3 Steps to Managing Contractual Exposures as Third-Party Risks Increase
AUGUST 3, 2021
As business relationships, supply chains and operations evolve, contract language must continue to align with contractual obligations and insurance policy terms. Otherwise, companies can be (and are being) held liable for massive uninsured losses.
A 2018 Ponemon Institute study reports that for cyber events alone, 59% of companies have experienced contractual exposures caused by one of their vendors or third parties, and only 16% of companies claim they effectively mitigate third-party risks. Fifty-six percent of businesses have recently renegotiated their third-party contracts, according to a 2020 study by RetailNext.

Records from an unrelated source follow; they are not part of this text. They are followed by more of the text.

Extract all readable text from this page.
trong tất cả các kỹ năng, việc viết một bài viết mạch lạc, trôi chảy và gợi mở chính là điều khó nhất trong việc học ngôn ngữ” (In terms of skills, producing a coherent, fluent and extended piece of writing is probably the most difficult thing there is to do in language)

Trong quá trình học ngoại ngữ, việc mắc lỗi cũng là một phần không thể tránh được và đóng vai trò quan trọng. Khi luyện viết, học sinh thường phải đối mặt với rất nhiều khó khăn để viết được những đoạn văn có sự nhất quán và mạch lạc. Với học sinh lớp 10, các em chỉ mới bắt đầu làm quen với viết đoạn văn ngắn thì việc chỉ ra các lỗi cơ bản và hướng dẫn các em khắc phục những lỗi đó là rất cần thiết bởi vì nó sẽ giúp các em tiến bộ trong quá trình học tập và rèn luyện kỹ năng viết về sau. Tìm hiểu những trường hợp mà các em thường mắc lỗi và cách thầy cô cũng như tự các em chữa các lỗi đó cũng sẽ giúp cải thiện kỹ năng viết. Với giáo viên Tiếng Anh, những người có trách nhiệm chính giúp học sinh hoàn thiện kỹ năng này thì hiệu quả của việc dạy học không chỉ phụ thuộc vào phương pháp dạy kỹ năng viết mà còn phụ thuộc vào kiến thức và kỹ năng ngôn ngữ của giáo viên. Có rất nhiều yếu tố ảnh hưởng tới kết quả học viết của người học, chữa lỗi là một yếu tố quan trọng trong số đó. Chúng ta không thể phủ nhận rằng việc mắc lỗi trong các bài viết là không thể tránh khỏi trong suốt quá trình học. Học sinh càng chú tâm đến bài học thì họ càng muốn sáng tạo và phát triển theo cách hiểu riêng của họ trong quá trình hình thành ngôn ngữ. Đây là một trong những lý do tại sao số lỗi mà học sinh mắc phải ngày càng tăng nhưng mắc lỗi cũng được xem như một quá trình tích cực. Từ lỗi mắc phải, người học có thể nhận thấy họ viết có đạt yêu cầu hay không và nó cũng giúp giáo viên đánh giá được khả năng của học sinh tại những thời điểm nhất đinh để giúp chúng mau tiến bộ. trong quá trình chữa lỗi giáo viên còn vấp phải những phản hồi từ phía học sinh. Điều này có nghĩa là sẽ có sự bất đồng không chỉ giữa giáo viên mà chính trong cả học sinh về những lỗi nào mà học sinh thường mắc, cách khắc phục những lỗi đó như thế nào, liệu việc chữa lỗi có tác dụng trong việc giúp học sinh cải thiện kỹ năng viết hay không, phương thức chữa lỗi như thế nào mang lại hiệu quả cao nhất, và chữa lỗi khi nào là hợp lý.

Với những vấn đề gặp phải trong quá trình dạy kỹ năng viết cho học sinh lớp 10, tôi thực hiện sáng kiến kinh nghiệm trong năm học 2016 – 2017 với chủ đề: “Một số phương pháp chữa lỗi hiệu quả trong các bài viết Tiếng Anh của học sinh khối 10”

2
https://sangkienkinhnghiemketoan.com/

Companies that enter into agreements with vendors often focus solely on what is required within the contract — not the insurance required to protect them from the risks they assume or transfer. Liability for personal injury or property damage routinely falls on businesses whose contract language fails to include insurance coverage, which should come from the contractors responsible for snow and ice removal, maintenance of facility and grounds, leased facilities, and other obligations. According to 2021 data from Evident, a specialist in third-party risk:
- 75% of third parties are not meeting insurance requirements established by companies
- At least 10% of third-party vendors fall out of insurance compliance without notifying the companies that hire them
- 23% of third-party vendors do not respond at all to companies’ requests for proof of insurance
These practices may increase the liability for expenses involving:
- General and professional liability
- Product liability
- Product recall
- Cyber liability
- Damage to reputation
- Environmental losses
For example, consider contract language that does not adequately address exposures associated with planned building renovations. During renovation and installation of a new roof, several pedestrians are injured by falling materials. A claim is filed against the roofing contractor and the building owner.
Because the building owner is not included as an additional insured on the roofing contractor’s policy, the building owner absorbs a $250,000 claim against his general liability (GL) policy. If the building owner had scheduled a contract review prior to the renovation, he could have broadened his coverage position by being included as an additional insured on the roofing contractor’s policy — and he could have avoided these losses.
Take These Three Steps to Manage Contractual Exposures
To effectively manage contractual risk, organizations must continually review and improve their third-party contract language and the alignment of insurance policy terms with contractual obligations. A comprehensive review process is key, and it includes the following three steps:
- Review and identify where risk can be transferred to a third party. Consider a company that hires a contractor to remove snow and ice. The contract requires the snow removal company to carry GL insurance. During the winter, a customer falls on some ice on the company’s property. The customer sues the company, which tenders the claim to the contractor for defense. However, the contractor’s insurance carrier denies the claim, noting that there was no defense or indemnification provision in the contract. The company has no alternative but to submit a claim under its own policy, which has a $100,000 deductible, resulting in out-of-pocket costs for the company.
To avoid this type of scenario, the company could have required the contractor to name the company as an additional insured on a primary and non-contributory basis under the policy. The contract language could have also been revised to include indemnification/hold harmless and waiver of subrogation provisions. The resulting financial impact for the company would have been equal to the $100,000 deductible, as well as transfer of future liabilities to the contractor, up to the policy limit.
- Review and obtain optimal contract language when assuming risk. This step involves a review of contractual obligations to obtain the most favorable contract language. For example, a business is looking to rent a warehousing facility, and the lease requires the business to hold the landlord harmless from all liabilities related to hazardous substances, with limits of $25,000,000. The business does not feel that such a high limit is warranted, nor does it want to incur the additional $100,000 premium. A comprehensive risk assessment, benchmarking and analytics show the landlord that her liability exposure is minimal. The business successfully negotiates lower limits in the contract, resulting in a premium savings of $75,000 and compliance with the lease agreement.
- Review contract exposures and current insurance policies. A comprehensive review of contractual obligations and policies will help ensure coverage is aligned with contractual exposures, preventing an uncovered loss. For example, a manufacturer is looking to enter into a supplier agreement with a customer, which requires the manufacturer to protect and indemnify the customer from any loss arising out of bodily injury, property damage and any other damages or loss related to product failure, design and installation error. However, the manufacturer’s GL policy only provides coverage for claims arising out of bodily injury and property damage. Therefore, the manufacturer purchases a separate errors and omissions (E&O) policy for $12,500 additional premium to address other damages or non-bodily injury and property damage claims, such as third-party financial loss. This prevents a potential breach of contract and an uncovered E&O claim up to the policy limit of $1,000,000.